Let $s=\sigma+it$ the complex variable, after I read the statement of an equivalence to an unsolved problem involving the Riemann Zeta function, and since I would like to know more facts from comparisons between $\zeta(s)$ and simple functions I thought this
Question. Evaluate $$\int_{\frac{1}{2}-i\infty}^{\frac{1}{2}+i\infty}\frac{\log (\left| \cos(s)\right|)}{ \left| s \right|^2}dt.$$
That is, in our integrand $\log (\left| \cos(s)\right|$ is the natural logarithm of the modulus of the complex cosine $\cos(s)=\cos(\sigma+it)$, and in the denominator $\left| s \right|^2=\left| \sigma+it \right|^2$, from the notation of our complex variable.

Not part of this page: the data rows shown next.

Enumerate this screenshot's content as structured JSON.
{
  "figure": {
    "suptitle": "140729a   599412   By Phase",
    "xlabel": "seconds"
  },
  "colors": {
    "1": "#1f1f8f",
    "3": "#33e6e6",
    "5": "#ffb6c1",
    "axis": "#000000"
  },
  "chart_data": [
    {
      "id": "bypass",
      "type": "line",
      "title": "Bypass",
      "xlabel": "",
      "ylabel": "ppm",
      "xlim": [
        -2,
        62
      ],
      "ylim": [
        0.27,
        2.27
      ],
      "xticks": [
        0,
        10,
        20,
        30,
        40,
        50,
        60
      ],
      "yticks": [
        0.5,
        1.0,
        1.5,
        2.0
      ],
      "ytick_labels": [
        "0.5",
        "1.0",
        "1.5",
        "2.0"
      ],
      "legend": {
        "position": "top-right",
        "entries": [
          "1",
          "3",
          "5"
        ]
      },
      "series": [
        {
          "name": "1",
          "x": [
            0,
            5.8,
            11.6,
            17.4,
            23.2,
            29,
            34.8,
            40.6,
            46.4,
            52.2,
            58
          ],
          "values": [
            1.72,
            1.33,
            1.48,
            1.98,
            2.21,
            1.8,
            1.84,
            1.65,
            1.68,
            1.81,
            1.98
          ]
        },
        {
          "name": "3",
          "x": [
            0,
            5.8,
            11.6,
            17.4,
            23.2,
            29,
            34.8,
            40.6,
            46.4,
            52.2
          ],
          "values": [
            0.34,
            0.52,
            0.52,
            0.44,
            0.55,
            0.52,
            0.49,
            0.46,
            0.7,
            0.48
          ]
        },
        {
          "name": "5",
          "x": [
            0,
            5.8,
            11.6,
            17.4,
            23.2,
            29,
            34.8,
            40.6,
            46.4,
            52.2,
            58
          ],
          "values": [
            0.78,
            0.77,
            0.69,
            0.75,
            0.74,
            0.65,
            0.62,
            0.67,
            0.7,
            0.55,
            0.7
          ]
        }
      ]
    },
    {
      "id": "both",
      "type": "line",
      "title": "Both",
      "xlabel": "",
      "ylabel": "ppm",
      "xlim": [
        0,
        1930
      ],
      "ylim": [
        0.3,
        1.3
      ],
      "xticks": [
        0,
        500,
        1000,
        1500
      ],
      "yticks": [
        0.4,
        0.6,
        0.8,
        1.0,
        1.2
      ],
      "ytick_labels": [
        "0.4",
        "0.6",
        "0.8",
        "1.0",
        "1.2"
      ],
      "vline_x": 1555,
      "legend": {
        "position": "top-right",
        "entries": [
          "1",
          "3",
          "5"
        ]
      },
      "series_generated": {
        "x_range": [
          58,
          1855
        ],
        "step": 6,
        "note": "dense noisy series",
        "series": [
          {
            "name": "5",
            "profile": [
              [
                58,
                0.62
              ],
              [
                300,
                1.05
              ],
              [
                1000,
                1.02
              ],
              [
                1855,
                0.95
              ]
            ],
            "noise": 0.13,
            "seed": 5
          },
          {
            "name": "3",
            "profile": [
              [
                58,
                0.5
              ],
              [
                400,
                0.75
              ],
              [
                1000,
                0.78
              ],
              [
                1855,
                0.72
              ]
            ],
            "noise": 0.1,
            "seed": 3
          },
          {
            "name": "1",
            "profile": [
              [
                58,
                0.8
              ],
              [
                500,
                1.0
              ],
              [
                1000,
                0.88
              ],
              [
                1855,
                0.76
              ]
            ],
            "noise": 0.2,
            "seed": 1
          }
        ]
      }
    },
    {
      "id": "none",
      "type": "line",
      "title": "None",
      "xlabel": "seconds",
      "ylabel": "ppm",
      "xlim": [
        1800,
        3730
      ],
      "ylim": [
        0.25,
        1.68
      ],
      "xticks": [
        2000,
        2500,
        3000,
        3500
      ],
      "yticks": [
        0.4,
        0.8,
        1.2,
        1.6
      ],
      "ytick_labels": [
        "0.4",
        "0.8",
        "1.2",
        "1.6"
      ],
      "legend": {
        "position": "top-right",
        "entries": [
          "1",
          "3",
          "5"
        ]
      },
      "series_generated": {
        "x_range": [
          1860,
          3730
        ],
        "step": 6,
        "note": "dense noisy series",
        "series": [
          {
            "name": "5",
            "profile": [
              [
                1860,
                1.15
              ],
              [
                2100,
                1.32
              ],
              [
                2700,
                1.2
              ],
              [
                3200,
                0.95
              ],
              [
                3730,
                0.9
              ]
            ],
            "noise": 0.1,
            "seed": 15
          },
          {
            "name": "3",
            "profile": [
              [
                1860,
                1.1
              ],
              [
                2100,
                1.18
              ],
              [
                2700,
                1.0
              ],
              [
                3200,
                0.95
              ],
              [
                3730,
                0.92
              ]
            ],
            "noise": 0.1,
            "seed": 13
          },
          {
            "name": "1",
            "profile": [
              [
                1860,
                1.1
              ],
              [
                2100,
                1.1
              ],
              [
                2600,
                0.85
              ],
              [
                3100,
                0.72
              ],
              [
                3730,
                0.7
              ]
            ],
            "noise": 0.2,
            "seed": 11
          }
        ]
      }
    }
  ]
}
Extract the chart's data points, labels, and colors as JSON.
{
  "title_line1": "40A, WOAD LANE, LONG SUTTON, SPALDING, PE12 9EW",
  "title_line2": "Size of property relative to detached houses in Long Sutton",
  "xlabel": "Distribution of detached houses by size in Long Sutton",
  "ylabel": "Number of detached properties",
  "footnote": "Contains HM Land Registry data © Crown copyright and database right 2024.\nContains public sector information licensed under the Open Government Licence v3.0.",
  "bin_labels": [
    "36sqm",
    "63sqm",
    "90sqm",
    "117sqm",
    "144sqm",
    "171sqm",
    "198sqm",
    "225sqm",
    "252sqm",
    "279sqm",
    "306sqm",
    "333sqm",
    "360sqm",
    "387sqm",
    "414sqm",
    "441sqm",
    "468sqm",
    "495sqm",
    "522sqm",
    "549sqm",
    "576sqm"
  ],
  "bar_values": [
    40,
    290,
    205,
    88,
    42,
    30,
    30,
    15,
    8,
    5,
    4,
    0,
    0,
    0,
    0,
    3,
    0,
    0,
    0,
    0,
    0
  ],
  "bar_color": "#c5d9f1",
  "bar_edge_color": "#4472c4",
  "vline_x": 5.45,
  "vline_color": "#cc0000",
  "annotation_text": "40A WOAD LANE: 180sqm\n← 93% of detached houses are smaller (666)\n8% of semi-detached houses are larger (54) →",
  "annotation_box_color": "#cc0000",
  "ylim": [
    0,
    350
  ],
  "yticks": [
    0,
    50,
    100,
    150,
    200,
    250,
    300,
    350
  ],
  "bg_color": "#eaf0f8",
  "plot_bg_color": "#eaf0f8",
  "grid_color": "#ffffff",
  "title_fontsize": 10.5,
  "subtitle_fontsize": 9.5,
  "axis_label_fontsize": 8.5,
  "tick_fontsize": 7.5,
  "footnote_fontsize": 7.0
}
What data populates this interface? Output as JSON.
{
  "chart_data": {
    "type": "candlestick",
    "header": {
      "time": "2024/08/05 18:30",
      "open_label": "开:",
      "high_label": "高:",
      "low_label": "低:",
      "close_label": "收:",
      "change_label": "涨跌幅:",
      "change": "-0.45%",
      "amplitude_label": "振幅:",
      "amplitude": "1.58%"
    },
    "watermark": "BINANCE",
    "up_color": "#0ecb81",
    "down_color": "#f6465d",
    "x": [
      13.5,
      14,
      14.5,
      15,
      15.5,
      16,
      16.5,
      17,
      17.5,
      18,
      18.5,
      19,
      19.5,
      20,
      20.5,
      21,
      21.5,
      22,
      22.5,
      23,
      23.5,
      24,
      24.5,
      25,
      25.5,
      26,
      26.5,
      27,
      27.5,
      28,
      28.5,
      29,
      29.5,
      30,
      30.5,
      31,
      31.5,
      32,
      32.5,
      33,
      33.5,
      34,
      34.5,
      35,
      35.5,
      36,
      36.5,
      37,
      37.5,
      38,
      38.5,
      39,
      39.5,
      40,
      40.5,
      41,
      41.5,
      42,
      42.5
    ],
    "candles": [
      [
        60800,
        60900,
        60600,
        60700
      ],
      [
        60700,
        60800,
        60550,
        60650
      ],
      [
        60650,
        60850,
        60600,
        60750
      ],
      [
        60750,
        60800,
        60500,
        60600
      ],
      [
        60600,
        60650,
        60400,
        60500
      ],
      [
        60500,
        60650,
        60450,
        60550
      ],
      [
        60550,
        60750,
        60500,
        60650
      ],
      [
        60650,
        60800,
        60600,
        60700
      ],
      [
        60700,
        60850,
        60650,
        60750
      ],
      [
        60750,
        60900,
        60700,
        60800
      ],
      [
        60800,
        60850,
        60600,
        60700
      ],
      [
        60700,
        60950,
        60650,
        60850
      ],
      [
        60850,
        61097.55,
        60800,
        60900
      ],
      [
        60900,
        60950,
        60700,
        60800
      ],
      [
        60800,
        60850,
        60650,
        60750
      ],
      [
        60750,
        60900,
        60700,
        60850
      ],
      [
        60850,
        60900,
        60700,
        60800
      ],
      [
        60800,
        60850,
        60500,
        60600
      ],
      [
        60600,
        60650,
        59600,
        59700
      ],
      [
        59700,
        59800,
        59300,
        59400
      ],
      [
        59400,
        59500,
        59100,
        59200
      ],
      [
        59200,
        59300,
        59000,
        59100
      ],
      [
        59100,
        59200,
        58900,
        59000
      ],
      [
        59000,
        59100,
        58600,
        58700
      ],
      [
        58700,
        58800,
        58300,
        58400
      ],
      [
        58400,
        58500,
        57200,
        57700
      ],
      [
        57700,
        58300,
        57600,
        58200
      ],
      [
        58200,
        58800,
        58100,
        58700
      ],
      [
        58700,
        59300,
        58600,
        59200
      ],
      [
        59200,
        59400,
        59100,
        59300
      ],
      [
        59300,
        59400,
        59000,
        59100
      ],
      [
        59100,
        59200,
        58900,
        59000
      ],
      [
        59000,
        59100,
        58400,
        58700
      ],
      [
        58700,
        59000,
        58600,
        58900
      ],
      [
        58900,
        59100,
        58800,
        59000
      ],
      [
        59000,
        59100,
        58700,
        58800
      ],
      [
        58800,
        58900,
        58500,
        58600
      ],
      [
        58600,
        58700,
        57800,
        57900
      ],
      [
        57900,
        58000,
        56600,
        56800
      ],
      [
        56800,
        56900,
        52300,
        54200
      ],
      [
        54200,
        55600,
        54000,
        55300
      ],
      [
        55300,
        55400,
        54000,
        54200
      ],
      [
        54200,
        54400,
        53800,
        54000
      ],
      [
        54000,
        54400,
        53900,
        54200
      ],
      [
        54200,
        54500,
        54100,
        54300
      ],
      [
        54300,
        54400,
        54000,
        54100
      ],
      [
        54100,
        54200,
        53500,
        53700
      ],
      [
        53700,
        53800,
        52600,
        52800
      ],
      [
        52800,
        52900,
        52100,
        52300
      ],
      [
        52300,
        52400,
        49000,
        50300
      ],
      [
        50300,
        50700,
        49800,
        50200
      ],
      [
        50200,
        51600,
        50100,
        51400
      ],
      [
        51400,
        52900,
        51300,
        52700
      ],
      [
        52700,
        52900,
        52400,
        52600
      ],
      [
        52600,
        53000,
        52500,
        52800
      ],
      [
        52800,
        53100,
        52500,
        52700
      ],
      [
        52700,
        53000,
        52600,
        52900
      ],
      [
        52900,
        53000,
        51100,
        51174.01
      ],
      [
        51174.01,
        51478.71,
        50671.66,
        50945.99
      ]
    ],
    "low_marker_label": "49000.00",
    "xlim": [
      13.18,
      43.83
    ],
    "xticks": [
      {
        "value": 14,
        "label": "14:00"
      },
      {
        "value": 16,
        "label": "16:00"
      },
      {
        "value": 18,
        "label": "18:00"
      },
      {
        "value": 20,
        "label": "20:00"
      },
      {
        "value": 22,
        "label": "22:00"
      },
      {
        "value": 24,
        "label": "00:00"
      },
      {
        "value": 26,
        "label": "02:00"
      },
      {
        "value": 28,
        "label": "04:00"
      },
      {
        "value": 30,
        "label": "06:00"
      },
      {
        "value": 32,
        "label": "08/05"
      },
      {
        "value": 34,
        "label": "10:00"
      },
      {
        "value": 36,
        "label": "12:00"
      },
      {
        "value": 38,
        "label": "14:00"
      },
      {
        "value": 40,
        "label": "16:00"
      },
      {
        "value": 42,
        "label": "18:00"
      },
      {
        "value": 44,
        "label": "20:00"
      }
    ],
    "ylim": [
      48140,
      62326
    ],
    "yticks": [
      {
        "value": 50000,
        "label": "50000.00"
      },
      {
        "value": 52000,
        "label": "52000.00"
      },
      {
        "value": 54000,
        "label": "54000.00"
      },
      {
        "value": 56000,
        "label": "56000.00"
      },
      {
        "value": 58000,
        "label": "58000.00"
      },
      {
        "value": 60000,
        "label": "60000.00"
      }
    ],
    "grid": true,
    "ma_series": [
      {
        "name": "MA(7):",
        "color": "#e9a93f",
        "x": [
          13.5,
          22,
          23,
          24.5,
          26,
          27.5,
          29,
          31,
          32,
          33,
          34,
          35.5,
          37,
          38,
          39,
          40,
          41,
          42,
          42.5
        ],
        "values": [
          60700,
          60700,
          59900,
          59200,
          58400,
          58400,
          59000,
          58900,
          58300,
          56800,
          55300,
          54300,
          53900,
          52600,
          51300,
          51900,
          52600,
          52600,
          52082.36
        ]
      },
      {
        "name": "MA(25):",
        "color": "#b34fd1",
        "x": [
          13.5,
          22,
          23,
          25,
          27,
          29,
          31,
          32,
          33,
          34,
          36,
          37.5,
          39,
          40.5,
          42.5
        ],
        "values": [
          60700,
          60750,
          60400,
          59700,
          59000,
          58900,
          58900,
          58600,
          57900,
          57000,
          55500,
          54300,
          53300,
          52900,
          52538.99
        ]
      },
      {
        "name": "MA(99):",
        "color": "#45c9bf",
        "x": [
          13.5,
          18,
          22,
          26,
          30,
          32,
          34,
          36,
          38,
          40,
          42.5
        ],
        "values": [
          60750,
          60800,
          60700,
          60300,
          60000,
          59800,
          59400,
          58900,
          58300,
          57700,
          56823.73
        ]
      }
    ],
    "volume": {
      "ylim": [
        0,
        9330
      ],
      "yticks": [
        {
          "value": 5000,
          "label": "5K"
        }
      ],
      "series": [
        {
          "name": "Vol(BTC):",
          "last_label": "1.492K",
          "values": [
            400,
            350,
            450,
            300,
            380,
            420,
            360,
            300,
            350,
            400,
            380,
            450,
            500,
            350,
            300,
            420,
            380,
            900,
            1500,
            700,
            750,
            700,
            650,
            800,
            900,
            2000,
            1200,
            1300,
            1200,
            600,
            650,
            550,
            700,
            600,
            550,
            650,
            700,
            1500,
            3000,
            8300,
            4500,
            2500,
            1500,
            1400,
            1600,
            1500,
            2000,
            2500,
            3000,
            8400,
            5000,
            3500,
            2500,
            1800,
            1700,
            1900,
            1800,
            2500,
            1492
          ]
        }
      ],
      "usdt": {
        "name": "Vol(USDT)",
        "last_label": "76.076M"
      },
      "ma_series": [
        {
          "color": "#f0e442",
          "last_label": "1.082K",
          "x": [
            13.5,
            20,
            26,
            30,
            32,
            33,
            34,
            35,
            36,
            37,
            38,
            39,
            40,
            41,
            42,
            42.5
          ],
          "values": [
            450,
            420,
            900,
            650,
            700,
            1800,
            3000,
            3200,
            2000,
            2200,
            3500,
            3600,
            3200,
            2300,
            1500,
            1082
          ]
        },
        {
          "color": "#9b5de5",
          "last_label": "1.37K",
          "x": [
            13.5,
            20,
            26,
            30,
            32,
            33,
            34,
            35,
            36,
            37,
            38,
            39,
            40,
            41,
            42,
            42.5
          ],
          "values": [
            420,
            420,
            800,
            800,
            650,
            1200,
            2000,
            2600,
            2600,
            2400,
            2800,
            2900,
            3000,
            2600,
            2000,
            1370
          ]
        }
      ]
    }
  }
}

I don't know how start to study this. Is well-possed (does converge)? I know easy facts like to calculate the modulus of our cosine. Can you get an approximation or get the exact value of this integral? Many thanks.
Look at the integral
$$\int_{1/2-i T}^{1/2+i T} dt \frac{\log{(|\cos{(1/2+i t)}|)}}{1/4+t^2} $$
$$\cos{(1/2+i t)} = \cos{(1/2)} \cosh{t} - i \sin{(1/2)} \sinh{t}$$ $$|\cos{(1/2+i t)}|^2 = \cos^2{(1/2)} \cosh^2{t} + \sin^2{(1/2)} \sinh^2{t} $$
$$\log{(|\cos{(1/2+i t)}|)} = \frac12 \log{(\cos^2{(1/2)} \cosh^2{t} + \sin^2{(1/2)} \sinh^2{t} )} $$
As $T \to \infty$, each of the cosh and sinh terms look like $\frac14 e^{2 t}$, so the log becomes a linear term in $t$. Thus, the integral diverges logarithmically.